Fragilité du statut légal des territoires autochtones au Sarawak

Au Sarawak, le régime colonial mis en place en 1842 par le britannique James Brooke ne semblait pas avoir pour ambition et d’ailleurs ne disposait pas des moyens suffisants pour mettre en oeuvre une politique de transformation sociale des autochtones et les faire adhérer à l’économie de marché. Il s’en est donc tenu à un développement des activités commerciales permettant de couvrir les frais de fonctionnement de l’administration de l’État. Le régime des rajah Brooke reconnu un domaine coutumier réservé aux autochtones ( les Native Customary Rights ‐ NCR), système fondé sur , d’une part, l’institutionnalisation de l’appartenance ethnique et, d’autre part, une codification des lois traditionnelles et informelles dayak : l’ adat.

L’adat est un corpus de lois traditionnelles informelles et de codes de conduite, qui bien avant l’arrivée des européens, régissait les droits de propriété et la vie en société chez les populations autochtones de Bornéo. Aujourd’hui encore, l’adat, représente en territoire autochtone, un ensemble de lois ethniques généralement bien observées et fonctionnant, donc, en parallèle au système législatif de l’État d’inspiration européenne.

Long house sur le fleuve Rejang, Patrick Kulesza

En 1958, les principes et règles de conduite de l’adat ont été intégré au Land code (Code foncier), document maître des réglementations agraires au Sarawak.

Jusqu’à aujourd’hui, chaque territoire coutumier dayak est doté d’une importante autonomie dans la gestion de ses ressources environnementales.

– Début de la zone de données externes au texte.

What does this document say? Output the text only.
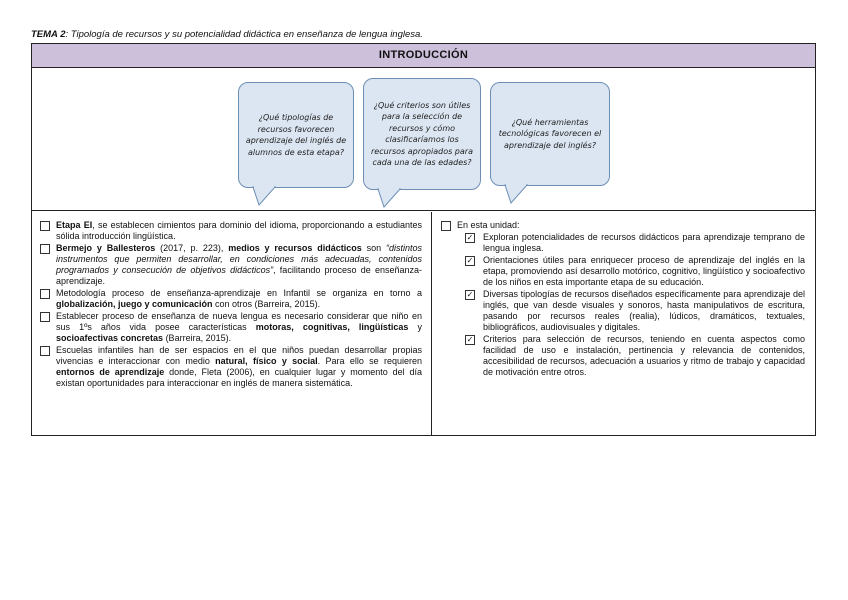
TEMA 2: Tipología de recursos y su potencialidad didáctica en enseñanza de lengua inglesa.
INTRODUCCIÓN
¿Qué tipologías de recursos favorecen aprendizaje del inglés de alumnos de esta etapa?
¿Qué criterios son útiles para la selección de recursos y cómo clasificaríamos los recursos apropiados para cada una de las edades?
¿Qué herramientas tecnológicas favorecen el aprendizaje del inglés?
Etapa EI, se establecen cimientos para dominio del idioma, proporcionando a estudiantes sólida introducción lingüística.
Bermejo y Ballesteros (2017, p. 223), medios y recursos didácticos son “distintos instrumentos que permiten desarrollar, en condiciones más adecuadas, contenidos programados y consecución de objetivos didácticos”, facilitando proceso de enseñanza-aprendizaje.
Metodología proceso de enseñanza-aprendizaje en Infantil se organiza en torno a globalización, juego y comunicación con otros (Barreira, 2015).
Establecer proceso de enseñanza de nueva lengua es necesario considerar que niño en sus 1ºs años vida posee características motoras, cognitivas, lingüísticas y socioafectivas concretas (Barreira, 2015).
Escuelas infantiles han de ser espacios en el que niños puedan desarrollar propias vivencias e interaccionar con medio natural, físico y social. Para ello se requieren entornos de aprendizaje donde, Fleta (2006), en cualquier lugar y momento del día existan oportunidades para interaccionar en inglés de manera sistemática.
En esta unidad:
✓ Exploran potencialidades de recursos didácticos para aprendizaje temprano de lengua inglesa.
✓ Orientaciones útiles para enriquecer proceso de aprendizaje del inglés en la etapa, promoviendo así desarrollo motórico, cognitivo, lingüístico y socioafectivo de los niños en esta importante etapa de su educación.
✓ Diversas tipologías de recursos diseñados específicamente para aprendizaje del inglés, que van desde visuales y sonoros, hasta manipulativos de escritura, pasando por recursos reales (realia), lúdicos, dramáticos, textuales, bibliográficos, audiovisuales y digitales.
✓ Criterios para selección de recursos, teniendo en cuenta aspectos como facilidad de uso e instalación, pertinencia y relevancia de contenidos, accesibilidad de recursos, adecuación a usuarios y ritmo de trabajo y capacidad de motivación entre otros.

En parallèle, des populations majoritairement d’origine chinoises, dont l’installation était favorisés par le régime des Brooke, mettaient en place, par le développement de la culture du poivre ou par activités minières , des territoires non – autochtones intégrés d’emblée au reste de l’économie capitaliste moderne.

Ainsi était consacré, par le régime colonial un système dualiste de gestion des territoires qui, s’il veillait au respect des droits des autochtones, allait cependant s’assurer, par le Land code de 1958, de limiter l’étendue des domaines communautaires. Des dispositions légales ont interdit l’extension des frontières des territoires coutumiers et la formation de nouveaux territoires coutumiers. L’agriculture sur abatis ‐ brulis, pratiquée par la majorité des cultivateurs dayaks, a été particulièrement surveillée comme étant, à tort, auteur de dégradation environnementales et sa pratique a été strictement surveillée spatialement par l’État.

D’autres réglementations , Forest Ordinance 1953, Wild Life Protection Ordinance 1990, ont permis à l’État d’asseoir son contrôle sur la gestion des ressources naturelles en institutionnalisant l’exploitation à grande échelle des forêts étatiques.
C’est au début du XXe siècle, par l’introduction de l’hévéa que les agriculteurs dayaks ont commencé à s’investir dans les cultures commerciales de façon significatives.
Cependant, le statut légal ambigue des territoires communautaires autochtones et l’absence de titres fonciers légaux formellement reconnus, ont nuit gravement à leur accès au capital , par le refus de prêts.

Plus récemment, de nombreux exploitants dayaks ont été menacés de dépossession de leurs terres par des planteurs de palmiers à huile qui convoitaient leurs terres.

Il en est résulté de nombreuses plaintes auprès des tribunaux déposes par les dayaks qui ont mobilisés, pour ce faire, leurs maigres ressources. On dénombrait ainsi en 2007, plus de 100 cas litigieux confiés aux cours de l’État. Il y a donc un conflit permanent relatif à la définition et à l’étendu des Native Customary Lands, entre les autochtones qui demandent l’application des NCR et les intérêts privés, souvent appuyés par l’État qui souhaitent restreindre leur périmètre d’application. En théorie, les lois découlant des NCR, protègent les droits territoriaux des communautés autochtones, en pratique l’État a été capable d’aliéner de larges portions de ces territoires pour l’exploitation du bois, des projets de développement agro‐industriels, des aires protégées et des projets hydroélectriques.